From Levi Yitzhak of Berditchev, Kedushas Levi, Parshat Vaera.
And God [Elohim] said to Moses, I am the LORD [YHVH]. וַיְדַבֵּר אֱ־לֹהִים אֶל מֹשֶׁה וַיֹּאמֶר אֵלָיו אֲנִי יְ־הֹוָ־ה Exodus 6:2
I heard a teaching in the name of my master, Dov Ber, the Maggid of Mezeritch, on the verse from Proverbs, “A wise child brings joy to the father” (1). He taught that when a person serves the Creator, it brings pleasure to the Creator; likewise when we speak favorably of one another. When we serve the Creator, we must be sure that it is the divine joy we are seeking, and not our own pleasure. Nevertheless, when we say the prayer of Eighteen Blessings (2), we pray for ourselves, saying “grace us with knowledge,” “return us to You,” “heal us,” and so on in each blessing — but this is because the Creator takes joy in granting us goodness and blessing, and so our requests for ourselves are also for the good of God.
This is the meaning of what our sages said, that the light of Creation was created when the Holy One of Blessing wrapped Himself in light as with a shawl, and the divine glory shone from one end of the world to the other (3). The word for light in this teaching, orah, is in the feminine form, which represents receiving the divine bounty (4), and so the sages are really asking how we come to receive the divine bounty — for aren’t we supposed to serve only for the Creator’s joy and not to receive blessings ourselves? And the answer, that the Holy One of Blessing wrapped Himself in light, means that since the Holy One of Blessing takes joy in giving of His goodness to us, even when we pray for ourselves God takes joy in the giving, [and so we are praying for God] as I explained above.
This is the meaning of our verse, And Elohim said to Moses, I am YHVH. For Elohim is the divine attribute of receiving [or even taking], and YHVH is the divine attribute of endless giving (5), for the Holy One of Blessing gives us goodness and blessing, Amen.

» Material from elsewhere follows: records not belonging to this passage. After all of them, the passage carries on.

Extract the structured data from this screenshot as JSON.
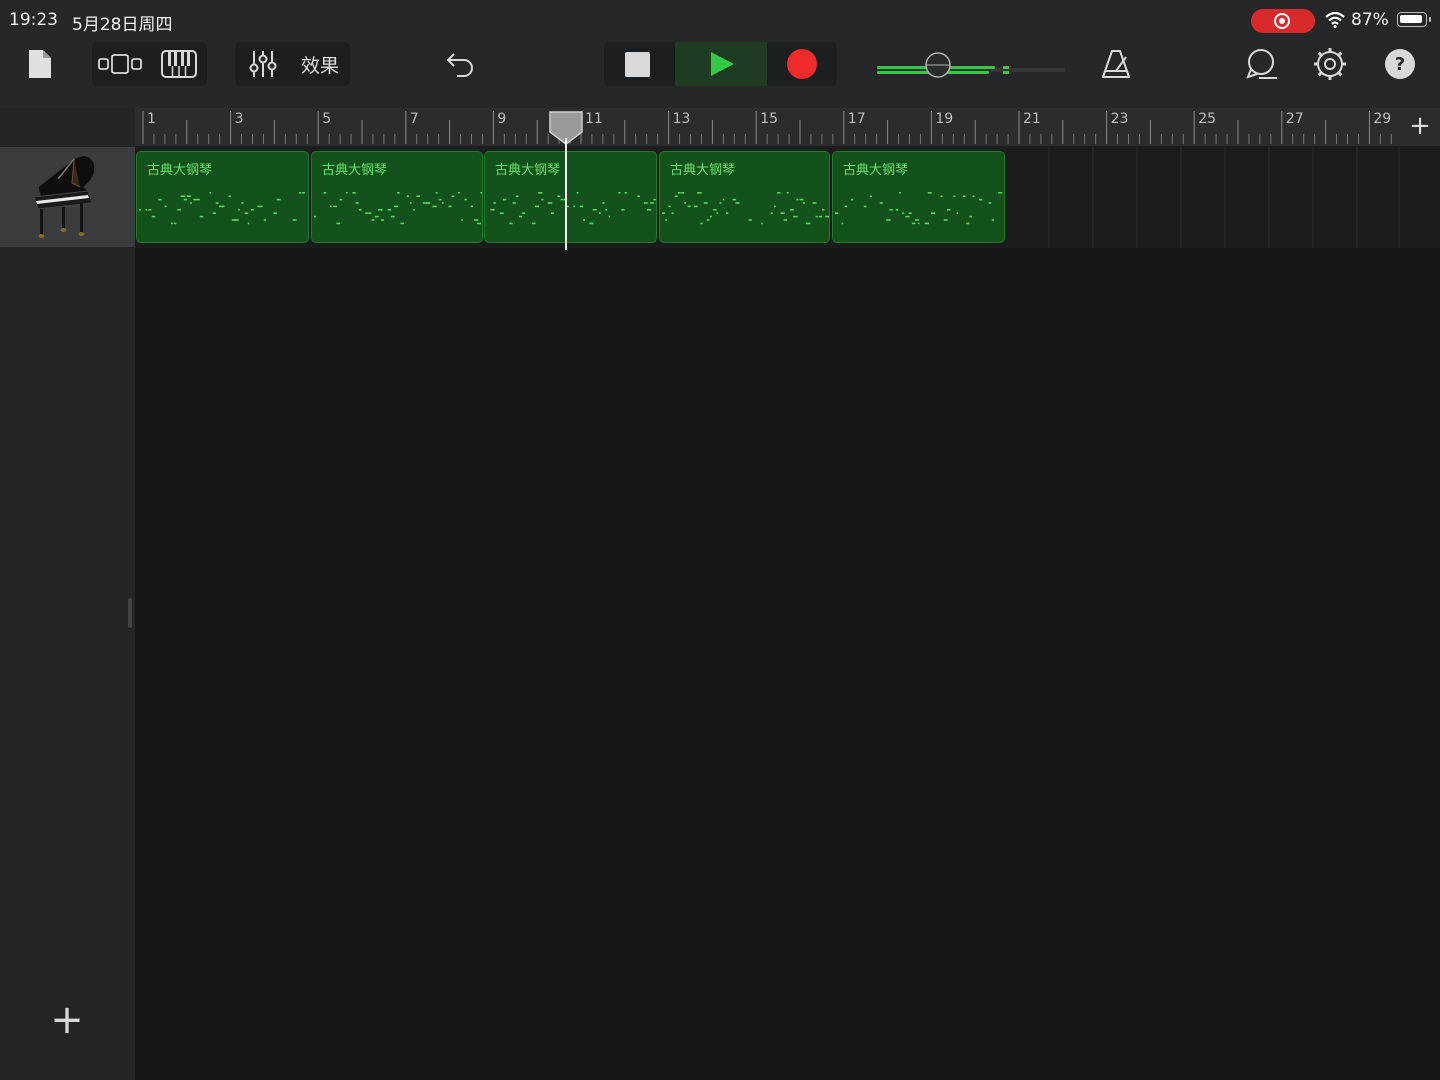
{
  "status_bar": {
    "time": "19:23",
    "date": "5月28日周四",
    "battery": "87%"
  },
  "toolbar": {
    "effects_label": "效果"
  },
  "ruler": {
    "bar_numbers": [
      "1",
      "3",
      "5",
      "7",
      "9",
      "11",
      "13",
      "15",
      "17",
      "19",
      "21",
      "23",
      "25",
      "27",
      "29"
    ]
  },
  "track": {
    "instrument_icon": "grand-piano-icon",
    "regions": [
      {
        "name": "古典大钢琴"
      },
      {
        "name": "古典大钢琴"
      },
      {
        "name": "古典大钢琴"
      },
      {
        "name": "古典大钢琴"
      },
      {
        "name": "古典大钢琴"
      }
    ]
  },
  "colors": {
    "accent_green": "#36c845",
    "region_green": "#14521c",
    "record_red": "#f02b2b"
  }
}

1) Proverbs 10:1 2) The Shmoneh Esrei or Amidah, the central prayer, recited at least three times a day. Most of the blessings are phrased as petitions. 3) Bereishit Rabbah 3:4: Rabbi Shimon ben Yehotzadah asked Rabbi Shmuel bar Nachman, “How [lit. from where] was the light created?” Rabbi Shmuel said, “The Torah teaches us that the Holy One of Blessing wrapped Himself in the light like a shawl, and the divine glory shone from one end of the world to the other.” Rabbi Shimon points out the basis for the verse in Psalms 104:2: “God wraps Himself in light like a shawl.” The relevant points here are that God manifests the divine Self in Creation, and that [since the word for “light” is feminine] this manifestation is specifically one of receiving. On a side note, the “shawl” is understood as God’s prayer shawl, and so this verse serves as the meditation before putting on our own prayer shawl, as we prepare to wrap ourselves in the divine light and imitate/manifest the divine self. 4) In Kabbalistic imagery, which is often very sexual, the aspect of giving is called “male,” while the aspect of receiving is called “female.” In this teaching from the sages, the text [unusually, and for no apparent reason] changes the masculine or from the Torah to the feminine orah, prompting the Kedushas Levi’s interpretation. 5) Bereishit Rabbah 33:3
One of Hasidism’s most common teachings is that when we pray we actually (or ideally) pray for God. I have a sense that this is overstating the case a bit, to counter our natural tendency to want to pray for ourselves, seeing God as the giver and ourselves as the receivers. The true understanding of prayer, as the Kedushas Levi lays out pretty clearly here, is that both we and God are giving and receiving, and that any attempt to separate the two defies the true nature of divine reality. So the answer to the question, “Is prayer for us or for God?” is “Yes!” As usual, Hasidism removes the either/or question with a simple affirmation.
I think this understanding of our inseparability from God is one of the key purposes of prayer. The sages’ advise us to say one hundred blessings a day: before and after we eat, whenever we experience something beautiful or powerful in nature, whenever we do a mitzvah, and of course in the thrice-daily prayers. If we do that, uniting both divine attributes with the words Blessed are You, YHVH, our Elohim, then our entire lives will be a reminder of and a testament to the fact that our relationship with God and each other is one of constant giving and receiving with no possibility of distinguishing between the giver and the receiver. This is not only the purpose of prayer but of Creation, since God wanted nothing but to have someone to give to.